Sen.-elect Paul, appearing Tuesday night before supporters in Bowling Green, Ky., declared, "We've come to take our government back."

About four in 10 voters said they were worse off financially than two years ago, according to preliminary exit poll results and pre-election surveys. More than one in three said their votes were an expression of opposition to Obama. More than half expressed negative views about both political parties. Roughly 40 percent of voters considered themselves supporters of the conservative tea party movement. Less than half said they wanted the government to do more to solve problems.

Republicans were certain of at least six Senate pickups, including the seat in Illinois that Obama resigned to become president. Rep. Mark Kirk won there, defeating Alexi Giannoulias.

Democratic Sens. Russell Feingold in Wisconsin and Blanche Lincoln in Arkansas were turned out of office.

In addition, Republicans scored big in races for Democratic seats without incumbents on the ballot. Former Rep. Pat Toomey won a close race in Pennsylvania, North Dakota Gov. John Hoeven won easily there, and former Sen. Dan Coats breezed in a comeback attempt for the Indiana seat he voluntarily gave up a dozen years ago.

"Republicans will continue to stand up for the American people and for the priorities they voted for today, and we are hopeful that the administration and Democrat leaders will change course," Republican Senate leader Mitch McConnell said in a written statement.

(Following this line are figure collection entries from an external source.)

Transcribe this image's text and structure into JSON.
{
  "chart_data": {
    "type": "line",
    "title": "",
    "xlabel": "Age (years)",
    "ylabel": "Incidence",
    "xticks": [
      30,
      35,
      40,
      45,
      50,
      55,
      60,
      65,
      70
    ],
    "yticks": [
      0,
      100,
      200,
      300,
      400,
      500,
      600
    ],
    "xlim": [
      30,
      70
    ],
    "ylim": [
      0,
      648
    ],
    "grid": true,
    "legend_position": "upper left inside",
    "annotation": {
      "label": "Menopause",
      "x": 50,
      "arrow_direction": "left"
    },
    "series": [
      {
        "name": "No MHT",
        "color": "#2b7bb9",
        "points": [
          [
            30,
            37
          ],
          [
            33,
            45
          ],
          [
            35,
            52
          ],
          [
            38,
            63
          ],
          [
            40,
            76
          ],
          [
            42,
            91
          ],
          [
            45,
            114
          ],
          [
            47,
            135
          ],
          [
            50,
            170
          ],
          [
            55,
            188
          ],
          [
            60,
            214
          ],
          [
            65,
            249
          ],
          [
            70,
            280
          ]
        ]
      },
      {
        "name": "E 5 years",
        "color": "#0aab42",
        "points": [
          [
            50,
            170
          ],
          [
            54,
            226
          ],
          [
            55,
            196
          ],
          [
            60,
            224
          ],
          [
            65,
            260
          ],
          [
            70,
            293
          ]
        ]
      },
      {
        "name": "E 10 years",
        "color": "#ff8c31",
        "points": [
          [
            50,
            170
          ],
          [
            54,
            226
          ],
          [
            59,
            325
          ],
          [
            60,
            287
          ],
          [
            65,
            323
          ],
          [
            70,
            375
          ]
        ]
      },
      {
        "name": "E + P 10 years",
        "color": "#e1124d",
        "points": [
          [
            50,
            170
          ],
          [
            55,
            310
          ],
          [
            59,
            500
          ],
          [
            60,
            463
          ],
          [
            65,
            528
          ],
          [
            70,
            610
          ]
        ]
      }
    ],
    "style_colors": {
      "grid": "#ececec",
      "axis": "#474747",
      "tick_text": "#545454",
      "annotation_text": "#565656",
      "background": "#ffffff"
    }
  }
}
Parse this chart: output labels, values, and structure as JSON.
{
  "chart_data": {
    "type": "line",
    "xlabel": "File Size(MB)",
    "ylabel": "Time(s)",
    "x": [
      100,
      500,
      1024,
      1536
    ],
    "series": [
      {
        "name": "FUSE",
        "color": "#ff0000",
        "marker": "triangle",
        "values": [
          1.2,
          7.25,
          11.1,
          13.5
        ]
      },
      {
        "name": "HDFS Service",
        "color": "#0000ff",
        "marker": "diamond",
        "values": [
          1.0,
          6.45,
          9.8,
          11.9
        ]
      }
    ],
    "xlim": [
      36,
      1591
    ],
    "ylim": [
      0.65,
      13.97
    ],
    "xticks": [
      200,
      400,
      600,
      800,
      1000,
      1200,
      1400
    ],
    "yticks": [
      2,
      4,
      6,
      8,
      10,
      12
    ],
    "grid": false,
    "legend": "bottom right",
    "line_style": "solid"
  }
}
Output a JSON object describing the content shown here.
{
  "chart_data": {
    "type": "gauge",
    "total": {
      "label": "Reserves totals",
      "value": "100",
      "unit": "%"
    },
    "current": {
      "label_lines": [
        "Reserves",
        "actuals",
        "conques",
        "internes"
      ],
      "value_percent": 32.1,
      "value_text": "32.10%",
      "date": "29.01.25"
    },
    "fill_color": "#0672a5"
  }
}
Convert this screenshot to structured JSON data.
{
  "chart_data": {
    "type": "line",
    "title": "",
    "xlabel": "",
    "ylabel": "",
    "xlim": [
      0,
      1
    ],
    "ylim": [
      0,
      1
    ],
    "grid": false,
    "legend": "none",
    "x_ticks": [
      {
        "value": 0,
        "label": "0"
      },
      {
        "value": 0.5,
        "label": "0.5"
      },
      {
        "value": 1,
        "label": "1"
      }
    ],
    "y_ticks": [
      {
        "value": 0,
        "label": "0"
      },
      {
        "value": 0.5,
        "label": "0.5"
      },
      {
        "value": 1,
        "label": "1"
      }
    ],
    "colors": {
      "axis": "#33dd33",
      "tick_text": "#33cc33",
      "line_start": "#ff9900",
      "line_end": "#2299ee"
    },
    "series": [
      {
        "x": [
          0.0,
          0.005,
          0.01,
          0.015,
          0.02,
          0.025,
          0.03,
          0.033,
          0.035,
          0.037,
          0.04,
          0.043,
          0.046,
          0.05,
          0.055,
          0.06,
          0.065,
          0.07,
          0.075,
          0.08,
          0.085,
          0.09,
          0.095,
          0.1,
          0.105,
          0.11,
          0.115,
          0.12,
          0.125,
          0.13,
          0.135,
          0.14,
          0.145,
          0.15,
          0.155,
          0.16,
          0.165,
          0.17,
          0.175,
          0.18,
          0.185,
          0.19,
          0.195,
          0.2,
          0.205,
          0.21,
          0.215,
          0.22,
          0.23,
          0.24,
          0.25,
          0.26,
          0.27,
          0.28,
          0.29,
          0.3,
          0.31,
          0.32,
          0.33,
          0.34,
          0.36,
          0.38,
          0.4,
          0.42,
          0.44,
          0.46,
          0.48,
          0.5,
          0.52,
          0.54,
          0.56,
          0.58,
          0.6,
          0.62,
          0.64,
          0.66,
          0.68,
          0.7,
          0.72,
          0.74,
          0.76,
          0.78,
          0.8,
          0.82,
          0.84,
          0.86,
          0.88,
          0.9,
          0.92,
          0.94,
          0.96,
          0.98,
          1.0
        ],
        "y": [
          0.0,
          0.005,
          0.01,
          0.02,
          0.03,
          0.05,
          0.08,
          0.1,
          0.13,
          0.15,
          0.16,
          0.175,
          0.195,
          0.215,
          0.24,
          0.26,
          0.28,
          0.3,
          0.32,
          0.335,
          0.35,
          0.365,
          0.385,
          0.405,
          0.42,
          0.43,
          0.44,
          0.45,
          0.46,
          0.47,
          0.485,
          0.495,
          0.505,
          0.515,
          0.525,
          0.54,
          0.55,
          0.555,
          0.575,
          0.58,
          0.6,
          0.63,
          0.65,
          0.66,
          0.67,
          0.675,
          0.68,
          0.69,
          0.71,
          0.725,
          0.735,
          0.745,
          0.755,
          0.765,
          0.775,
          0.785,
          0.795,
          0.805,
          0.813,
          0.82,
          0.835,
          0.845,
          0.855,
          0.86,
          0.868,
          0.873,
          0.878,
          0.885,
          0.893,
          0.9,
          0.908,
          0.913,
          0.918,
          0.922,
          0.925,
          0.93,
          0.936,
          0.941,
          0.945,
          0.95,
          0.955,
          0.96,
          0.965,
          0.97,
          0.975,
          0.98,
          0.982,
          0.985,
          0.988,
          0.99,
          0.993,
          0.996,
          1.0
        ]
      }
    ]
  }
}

Democrats averted deeper losses when Gov. Joe Manchin won in West Virginia - after pointedly distancing himself from Obama - for the unexpired portion of the late Sen. Robert C. Byrd's term, and Attorney General Richard Blumenthal was victorious in Connecticut, dispatching Linda McMahon, former CEO of World Wrestling Entertainment. Sen. Barbara Boxer was elected to a fourth term in California, overcoming a challenge from Carly Fiorina.

The GOP gubernatorial gains came after a campaign in which their party organization spent more than $100 million, nearly double what Democrats had.

Among the incumbents who fell were Ted Strickland in Ohio, defeated by former Rep. John Kasich, and Chet Culver in Iowa, loser to former Gov. Terry Branstad.